The Latino population in the two counties continued to grow steadily, increasing by nearly 40,000 people, to 2.14 million, or nearly half the Inland Empire’s population. The growth rate, though, is well below the increases before the recession.
The population estimates show a continuation of other trends as well: A growing number of Asians in both counties and a drop in the White population, the latter a phenomenon that goes back more than two decades in San Bernardino County and to 2012 in Riverside County.
Demographer William Frey said the Inland Empire’s struggling economy and high foreclosure rates, along with more stringent requirements for mortgages, likely help explain the population trends. In addition, for many years people have left the area — during good and bad economic times — because of a lower cost of living in states such as Arizona and Colorado, said Frey, a senior fellow with the Washington, D.C.-based Brookings Institution.
The Census Bureau’s estimates of the population on July 1, 2013, were released late Wednesday and are based on information such as birth, death and tax records.
Riverside County’s African-American population inched upward by slightly more than 1 percent between 2012 and 2013, to more than 138,000. San Bernardino County’s Black population decreased half a percent, to 174,140.
That followed a near doubling of the region’s Black population between 1990 and 2010, when the Inland Empire was a magnet for African-Americans moving from Los Angeles County in search of more affordable housing.
The region’s Black population rose 43 percent in the 1990s and 24 percent in the 2000s.
The Rev. Raymond Turner, pastor of Temple Missionary Baptist Church, a mostly African-American congregation in San Bernardino, has seen a number of members leave the area in recent years. At first, it was primarily a migration to the South among middle-aged and older congregants, he said.

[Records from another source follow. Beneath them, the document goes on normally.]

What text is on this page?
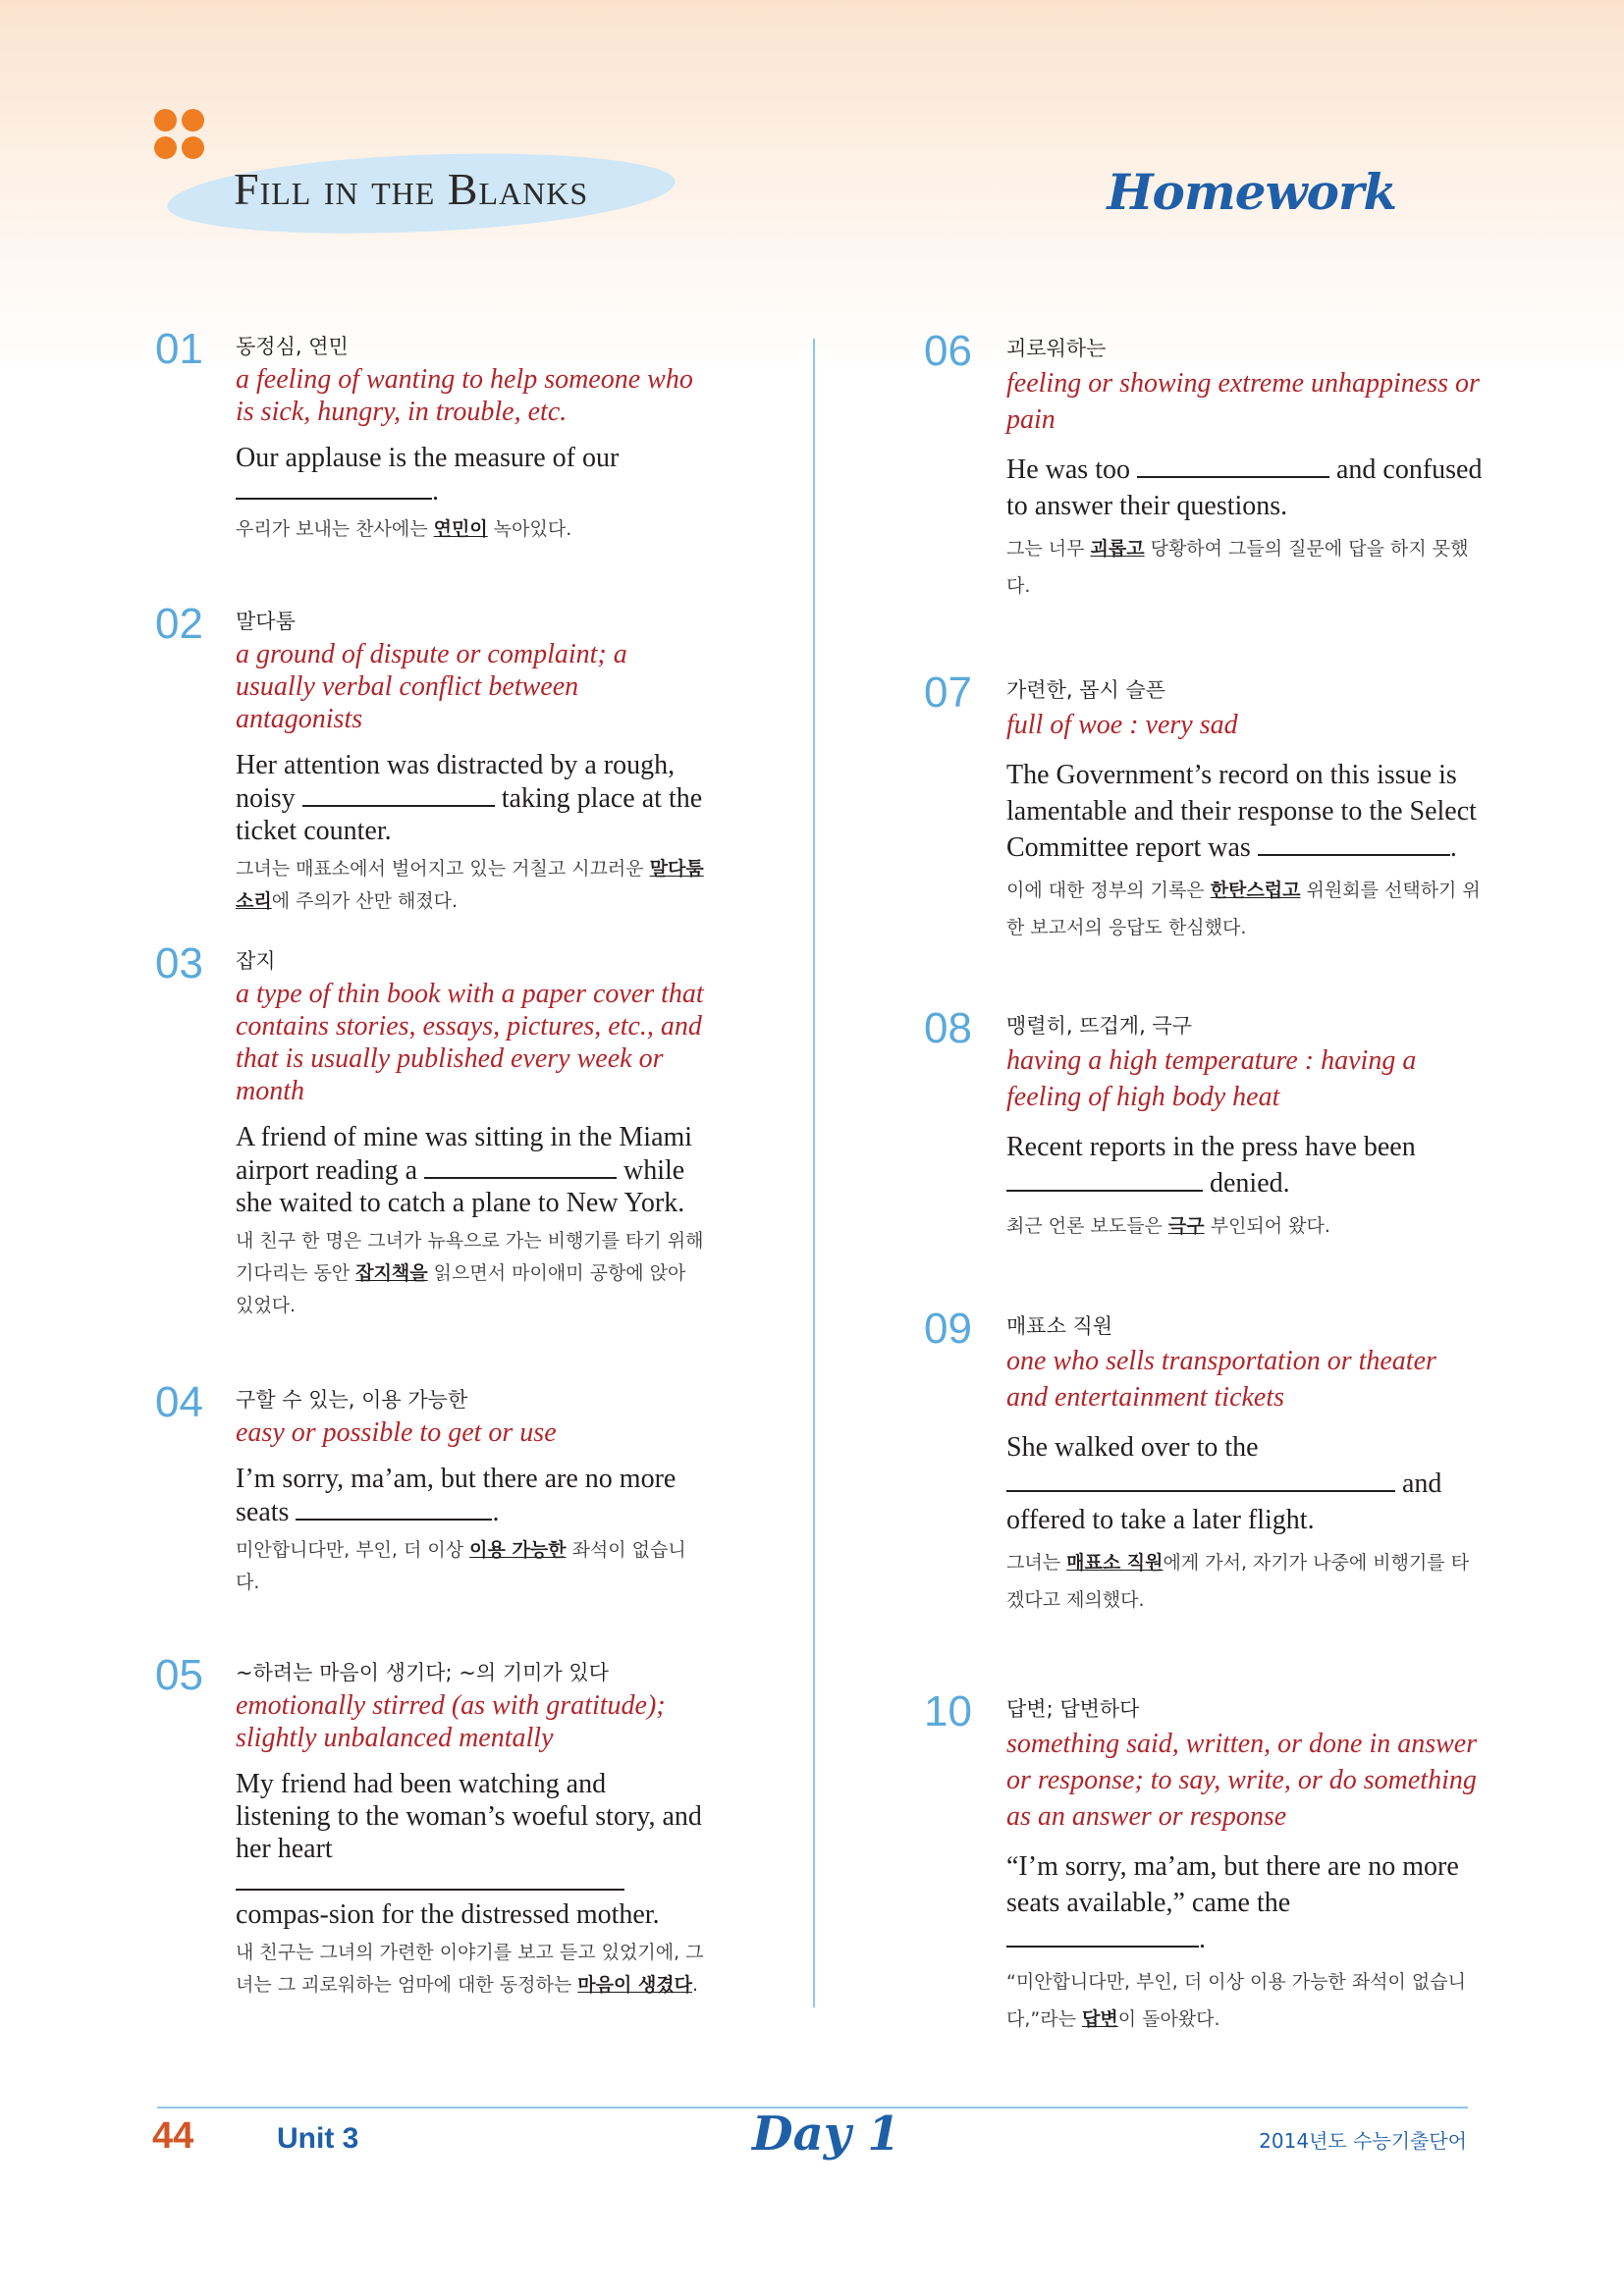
Fill in the Blanks	Homework
01	동정심, 연민

a feeling of wanting to help someone who is sick, hungry, in trouble, etc.

Our applause is the measure of our
.

우리가 보내는 찬사에는 연민이 녹아있다.

02	말다툼

a ground of dispute or complaint; a usually verbal conflict between antagonists

Her attention was distracted by a rough, noisy	taking place at the ticket counter.

그녀는 매표소에서 벌어지고 있는 거칠고 시끄러운 말다툼소리에 주의가 산만 해졌다.

03	잡지

a type of thin book with a paper cover that contains stories, essays, pictures, etc., and that is usually published every week or month

A friend of mine was sitting in the Miami airport reading a	while she waited to catch a plane to New York.

내 친구 한 명은 그녀가 뉴욕으로 가는 비행기를 타기 위해 기다리는 동안 잡지책을 읽으면서 마이애미 공항에 앉아 있었다.

04	구할 수 있는, 이용 가능한

easy or possible to get or use

I’m sorry, ma’am, but there are no more seats	.

미안합니다만, 부인, 더 이상 이용 가능한 좌석이 없습니다.

05	~하려는 마음이 생기다; ~의 기미가 있다

emotionally stirred (as with gratitude); slightly unbalanced mentally

My friend had been watching and listening to the woman’s woeful story, and her heart  compas-sion for the distressed mother.

내 친구는 그녀의 가련한 이야기를 보고 듣고 있었기에, 그녀는 그 괴로워하는 엄마에 대한 동정하는 마음이 생겼다.

06	괴로워하는

feeling or showing extreme unhappiness or pain

He was too	and confused to answer their questions.

그는 너무 괴롭고 당황하여 그들의 질문에 답을 하지 못했다.

07	가련한, 몹시 슬픈

full of woe : very sad

The Government’s record on this issue is lamentable and their response to the Select Committee report was	.

이에 대한 정부의 기록은 한탄스럽고 위원회를 선택하기 위한 보고서의 응답도 한심했다.

08	맹렬히, 뜨겁게, 극구

having a high temperature : having a feeling of high body heat

Recent reports in the press have been
denied.

최근 언론 보도들은 극구 부인되어 왔다.

09	매표소 직원

one who sells transportation or theater and entertainment tickets

She walked over to the
and offered to take a later flight.

그녀는 매표소 직원에게 가서, 자기가 나중에 비행기를 타겠다고 제의했다.

10	답변; 답변하다

something said, written, or done in answer or response; to say, write, or do something as an answer or response

“I’m sorry, ma’am, but there are no more seats available,” came the .

“미안합니다만, 부인, 더 이상 이용 가능한 좌석이 없습니다,”라는 답변이 돌아왔다.

44	Unit 3	Day 1	2014년도 수능기출단어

“Now I’m seeing a lot of people going to Vegas and Arizona,” he said. Most are young adults.
Turner said African-Americans are leaving the San Bernardino area in search of cheaper housing, more jobs and lower crime. Older residents without college degrees who 25 or 30 years ago earned solid middle-class wages at Norton Air Force Base, the Kaiser steel plant in nearby Fontana and railroad yards typically can find only low-paid work, if any at all, and younger African-Americans with college educations find fewer job opportunities in the Inland Empire than elsewhere, he said.

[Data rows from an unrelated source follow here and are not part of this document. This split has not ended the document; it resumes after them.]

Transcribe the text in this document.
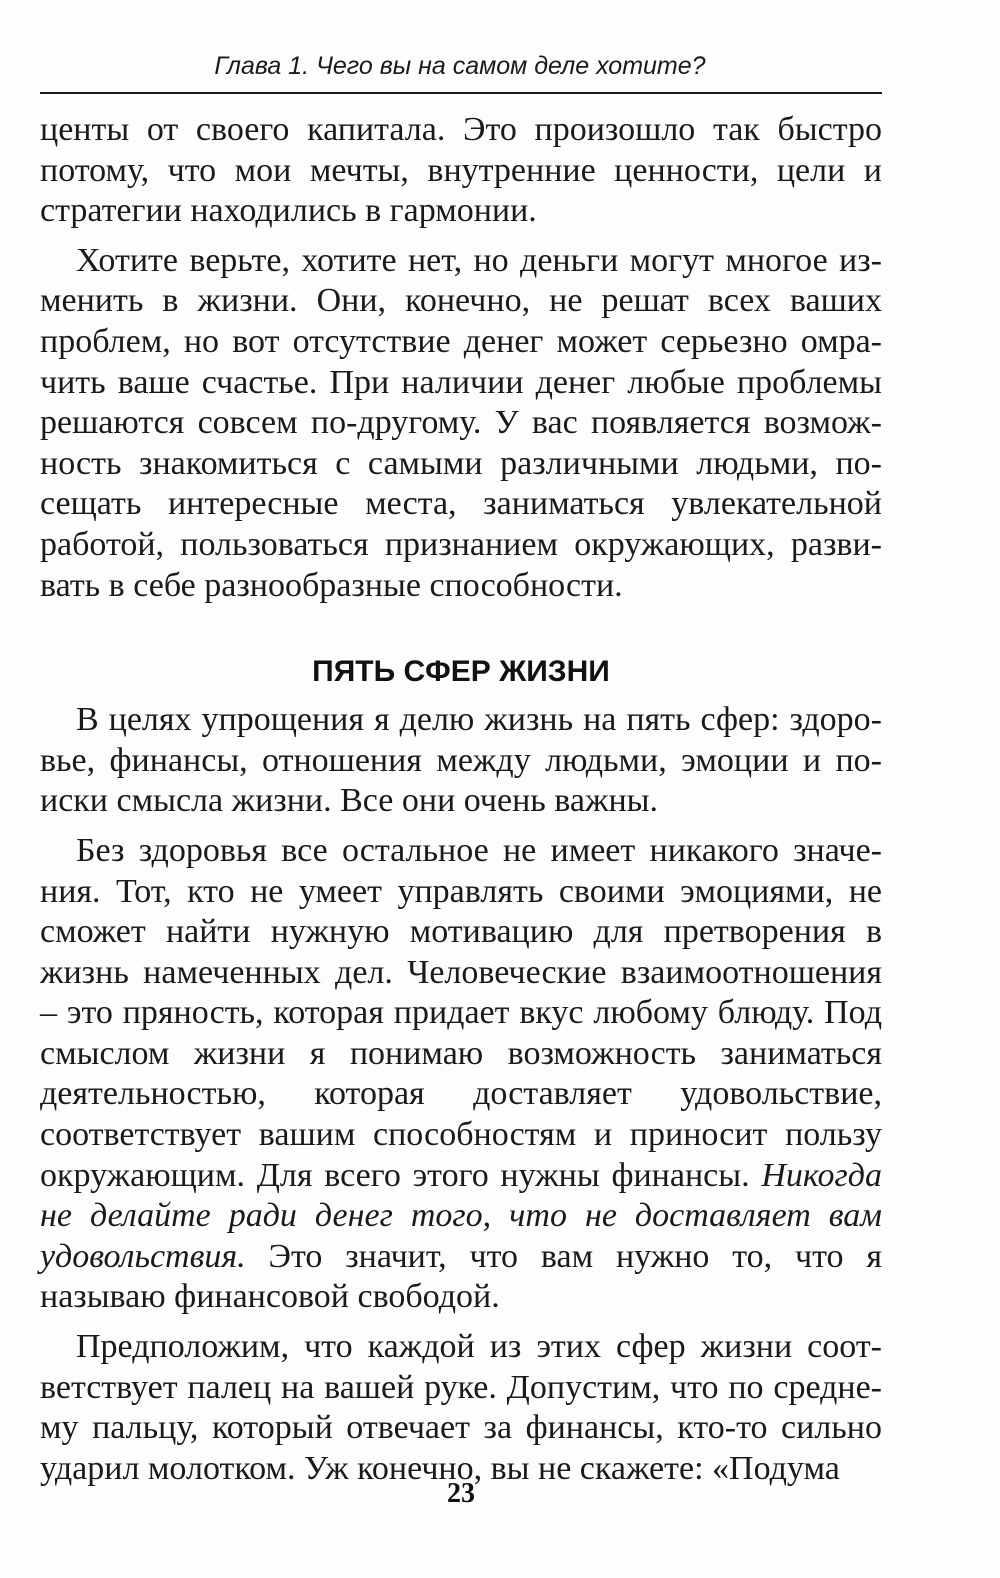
Глава 1. Чего вы на самом деле хотите?

центы от своего капитала. Это произошло так быстро потому, что мои мечты, внутренние ценности, цели и стратегии находились в гармонии.

Хотите верьте, хотите нет, но деньги могут многое изменить в жизни. Они, конечно, не решат всех ваших проблем, но вот отсутствие денег может серьезно омрачить ваше счастье. При наличии денег любые проблемы решаются совсем по-другому. У вас появляется возможность знакомиться с самыми различными людьми, посещать интересные места, заниматься увлекательной работой, пользоваться признанием окружающих, развивать в себе разнообразные способности.

ПЯТЬ СФЕР ЖИЗНИ

В целях упрощения я делю жизнь на пять сфер: здоровье, финансы, отношения между людьми, эмоции и поиски смысла жизни. Все они очень важны.

Без здоровья все остальное не имеет никакого значения. Тот, кто не умеет управлять своими эмоциями, не сможет найти нужную мотивацию для претворения в жизнь намеченных дел. Человеческие взаимоотношения – это пряность, которая придает вкус любому блюду. Под смыслом жизни я понимаю возможность заниматься деятельностью, которая доставляет удовольствие, соответствует вашим способностям и приносит пользу окружающим. Для всего этого нужны финансы. Никогда не делайте ради денег того, что не доставляет вам удовольствия. Это значит, что вам нужно то, что я называю финансовой свободой.

Предположим, что каждой из этих сфер жизни соответствует палец на вашей руке. Допустим, что по среднему пальцу, который отвечает за финансы, кто-то сильно ударил молотком. Уж конечно, вы не скажете: «Подума

23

Most of the congregants who moved to the South have roots there, Turner said. They’re part of a nationwide trend of African-Americans leaving California and Northern cities for the South as the South’s race relations and economy improve.
Delores Armour was born in South Carolina, grew up in the Philadelphia area and lived as a young adult in New York. She moved to Riverside in 1988, but in 2007 she left for the Atlanta suburbs. She said she has met five other African-Americans there who also moved from Riverside County.
“Part of the reason is that people were able to sell their homes and buy bigger houses here,” Armour said.